Cunha e Silva Filho

 


                                 De um país de tantas notícias indesejáveis, de um país que vive o cotidiano de crimes, violência e corrupção política, licitações fraudulentas entre governos e empresas, vem, agora, mais um acontecimento deplorável e trágico.Um pedreiro brasileiro, de nome Amarildo, morador da favela Rocinha, uma das maiores favelas da América Latina, encravada no entorno de bairros elegantes e da elite econômica e intelectual, é abordado por policiais e encaminhado para a UPP, espécie de delegacia implantada para dar segurança aos moradores da comunidade. e combater o tráfico de drogas. Para as autoridades de segurança, a sua função é mais abrangente : a de procurar pacificar os conflitos freqüentes entre moradores e os agentes policiais, ou procurar minimizar a violência nos domínios dessa comunidade.
                               Amarildo, que ficou conhecido desde as manifestações nas ruas nas quais , ao lado dos protestos por uma Brasil mais justo, exibia cartazes com a pergunta que se espalhou pelo mundo afora: “Onde está o Amarildo?” Nos principais jornais do mundo, em outros idiomas, a mesma pergunta em cartazes carregados por imigrantes ou naturais dos países era exibida O desaparecimento de Amarildo comoveu o Planeta como um símbolo da indignação humana contra atos de barbárie ocorridos no Brasil e em tantas outras regiões da Terra.
                               Amarildo, paupérrimo, morador de uma casinha humilde, sem janelas fechadas, dispondo apenas do mais rudimentar possível para alguém repousar depois de um jornada de trabalho duro como é a de um assistente de pedreiro, passa a ser um paradigma da situação geral de determinada faixa da população brasileira que vive na pobreza e no abandono de quase todos os direitos de uma vida decente. Por extensão do sentido, ele pertence àquele grupo de brasileiros de “vidas severinas’ tão bem poeticamente flagradas no texto do poeta João Cabral de Melo Neto(1920-1999).
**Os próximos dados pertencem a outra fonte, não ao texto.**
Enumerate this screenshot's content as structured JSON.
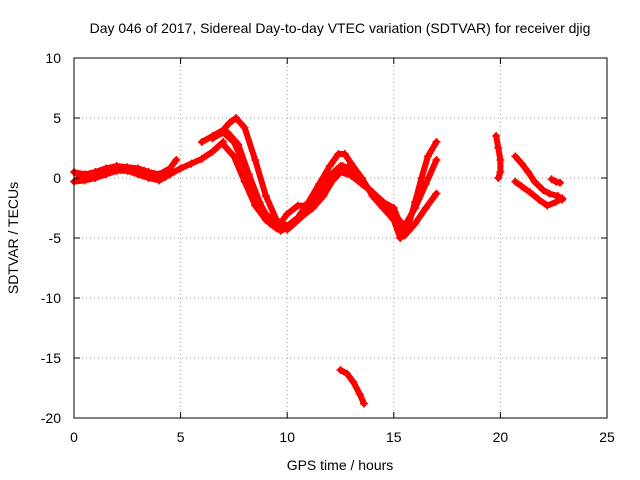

                                 Amarildo tinha sua esposa, seus filhos, sua simplicidade. No dia em que sumiu, tinha vindo de um pesca, seguramente contente com a possibilidade de levar alimento para sua família. Amarildo desapareceu sem dar sinal. E todo o seu sumiço se explica pela sua chegada forçada à UPP. De lá não foi mais visto. Dizem que as câmeras que poderiam tê-lo filmado estavam com defeito ou foram desligadas (?!).
                               A Secretaria de Segurança afirma que as investigações estão sendo feitas e serão apuradas até se “exaurirem,” conforme afirmou o Secretário de Segurança do Estado do Rio de Janeiro. 
                              À boca pequena, fala-se que Amarildo tinha uma rixa com um dos policiais do destacamento da UPP no local. Amigos de Amarildo confirmam isso e vão mais longe, acrescentando que os moradores da comunidade da Rocinha estão constantemente sendo vítimas de maus tratos de policiais e até falam em torturas - o que é muito grave  -  e ensejam imediatas  e drásticas providências da esfera do Ministério da Justiça, dada a exorbitância de  desmandos  policiais do Estado do Rio de Janeiro. 

                             O projeto da implantação das UPPs não tem cumprido, ao que consta, o seu papel primordial, quer dizer, o de proteger os moradores e lutar contra a violência provocada pelo trafico de drogas e armas.Ora, se a UPP tem uma finalidade de dar tranquilidade às pessoas, e não de criar animosidade entre a autoridade policial e os moradores, por que as relações entre as duas partes não têm tido sucesso? Esta é uma das muitas perguntas que me faço e que me causam perplexidade.
                              O caso Amarildo é uma das dezenas de ocorrências semelhantes de alta violência que o Estado brasileiro e a sociedade constatam. Nada em profundidade  tem sido feito ´ por parte das autoridades a fim de moralizar a imagem do país ante as nações que respeitam os direitos humanos e a cidadania de seus filhos. 
                              O desaparecimento de Amarildo, com repercussão planetária, sobretudo com a divulgação via internet através das redes sociais, é uma pontinha do iceberg gigantesco chamado impunidade e  ao mesmo tempo é um desrespeito à dignidade humana num país que, até agora, não parece ter-se dado conta de que ou mudará profundamente a sua estrutura em todos os poderes do estado democrático, ou irá para um estado de convivência com o caos urbano e a anarquia institucionalizada. Acautelem-se os políticos de todas as cores e bandeiras que as eleições não estão longe e não serão como foram até o presente. Aguardem as urnas!